Adjectief of Adverb Oefening 4

Adjectieven en bijwoorden (of adverbs) in het Engels worden vaak gebruikt, maar soms is het verschil niet altijd duidelijk. Het verschil heeft te maken met het woord waarover het adjectief of bijwoord meer informatie geeft.

Je gebruikt een adjectief om meer informatie te geven over een zelfstandig naamwoord. Een bijwoord (of adverb) geeft meer informatie over een werkwoord, een adjectief, of een ander bijwoord.

Dit is een oefening waarbij je de juiste vorm van het woord moet invullen.

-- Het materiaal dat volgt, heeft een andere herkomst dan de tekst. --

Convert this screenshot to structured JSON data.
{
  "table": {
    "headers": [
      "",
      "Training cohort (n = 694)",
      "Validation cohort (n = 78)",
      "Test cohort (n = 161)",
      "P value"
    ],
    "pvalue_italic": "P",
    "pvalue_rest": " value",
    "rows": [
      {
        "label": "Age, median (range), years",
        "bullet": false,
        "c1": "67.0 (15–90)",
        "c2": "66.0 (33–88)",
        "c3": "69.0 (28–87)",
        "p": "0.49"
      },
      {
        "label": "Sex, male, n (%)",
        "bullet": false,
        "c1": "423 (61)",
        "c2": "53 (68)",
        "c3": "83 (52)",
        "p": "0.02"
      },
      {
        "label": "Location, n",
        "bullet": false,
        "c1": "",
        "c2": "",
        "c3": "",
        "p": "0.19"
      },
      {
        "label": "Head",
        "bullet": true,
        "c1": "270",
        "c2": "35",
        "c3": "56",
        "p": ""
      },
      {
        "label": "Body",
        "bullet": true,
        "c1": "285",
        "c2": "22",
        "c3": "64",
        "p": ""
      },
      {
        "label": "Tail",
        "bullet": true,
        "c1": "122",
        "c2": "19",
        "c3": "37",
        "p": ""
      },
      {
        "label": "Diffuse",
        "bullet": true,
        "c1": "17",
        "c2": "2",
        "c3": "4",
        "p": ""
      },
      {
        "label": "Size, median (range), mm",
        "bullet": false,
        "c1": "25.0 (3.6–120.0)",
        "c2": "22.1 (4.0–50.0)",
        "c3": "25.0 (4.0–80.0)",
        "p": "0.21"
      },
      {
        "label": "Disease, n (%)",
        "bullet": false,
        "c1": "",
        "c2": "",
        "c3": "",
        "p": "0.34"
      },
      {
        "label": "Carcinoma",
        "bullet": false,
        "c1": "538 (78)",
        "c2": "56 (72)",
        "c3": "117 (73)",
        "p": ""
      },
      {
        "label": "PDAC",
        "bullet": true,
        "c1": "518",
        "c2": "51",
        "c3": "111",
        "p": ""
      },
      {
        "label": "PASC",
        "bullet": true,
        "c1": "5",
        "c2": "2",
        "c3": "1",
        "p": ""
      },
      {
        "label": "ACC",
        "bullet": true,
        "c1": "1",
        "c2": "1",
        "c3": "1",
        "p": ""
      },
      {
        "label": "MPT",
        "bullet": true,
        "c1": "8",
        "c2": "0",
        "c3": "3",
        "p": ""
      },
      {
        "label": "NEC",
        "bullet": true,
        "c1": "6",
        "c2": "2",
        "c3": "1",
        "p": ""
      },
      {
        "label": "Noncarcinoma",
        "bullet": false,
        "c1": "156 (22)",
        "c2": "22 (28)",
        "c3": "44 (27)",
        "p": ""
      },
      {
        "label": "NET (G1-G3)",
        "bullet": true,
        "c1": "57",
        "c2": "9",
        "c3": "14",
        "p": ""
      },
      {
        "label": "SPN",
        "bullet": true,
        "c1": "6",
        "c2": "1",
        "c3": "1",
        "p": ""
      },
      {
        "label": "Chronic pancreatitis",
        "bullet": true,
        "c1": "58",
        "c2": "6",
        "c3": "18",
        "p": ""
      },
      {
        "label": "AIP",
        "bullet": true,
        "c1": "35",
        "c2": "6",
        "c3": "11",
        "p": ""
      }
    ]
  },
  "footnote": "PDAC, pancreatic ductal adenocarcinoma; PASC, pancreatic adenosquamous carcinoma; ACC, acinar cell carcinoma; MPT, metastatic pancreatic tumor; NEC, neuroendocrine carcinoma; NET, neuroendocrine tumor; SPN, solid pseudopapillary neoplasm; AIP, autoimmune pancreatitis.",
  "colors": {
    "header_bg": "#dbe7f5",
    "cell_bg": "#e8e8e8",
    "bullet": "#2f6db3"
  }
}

Hieronder vind je de oefening:

Adjectief of Adverb Oefening 4

Kies tussen adjectief en adverb en vul de juiste vorm in in onderstaande zinnen.
1.
She types (quick), her fingers dancing over (small) the keyboard.
2.
The (lush) green forest stretches (endless) in every direction.
3.
He works (diligent), always putting in extra hours.
4.
The (brilliant) sun shines (bright) in the sky.
5.
She speaks (confident), addressing the crowd with authority.
6.
The gourmet meal was presented (elegant).
7.
He runs (fast) and jumps (high) during the track meet.
8.
The (crowded) city bustled (loud) with activity.
9.
She (eager) awaited the arrival of her friends.
10.
He (careful) placed the (fragile) vase on the shelf.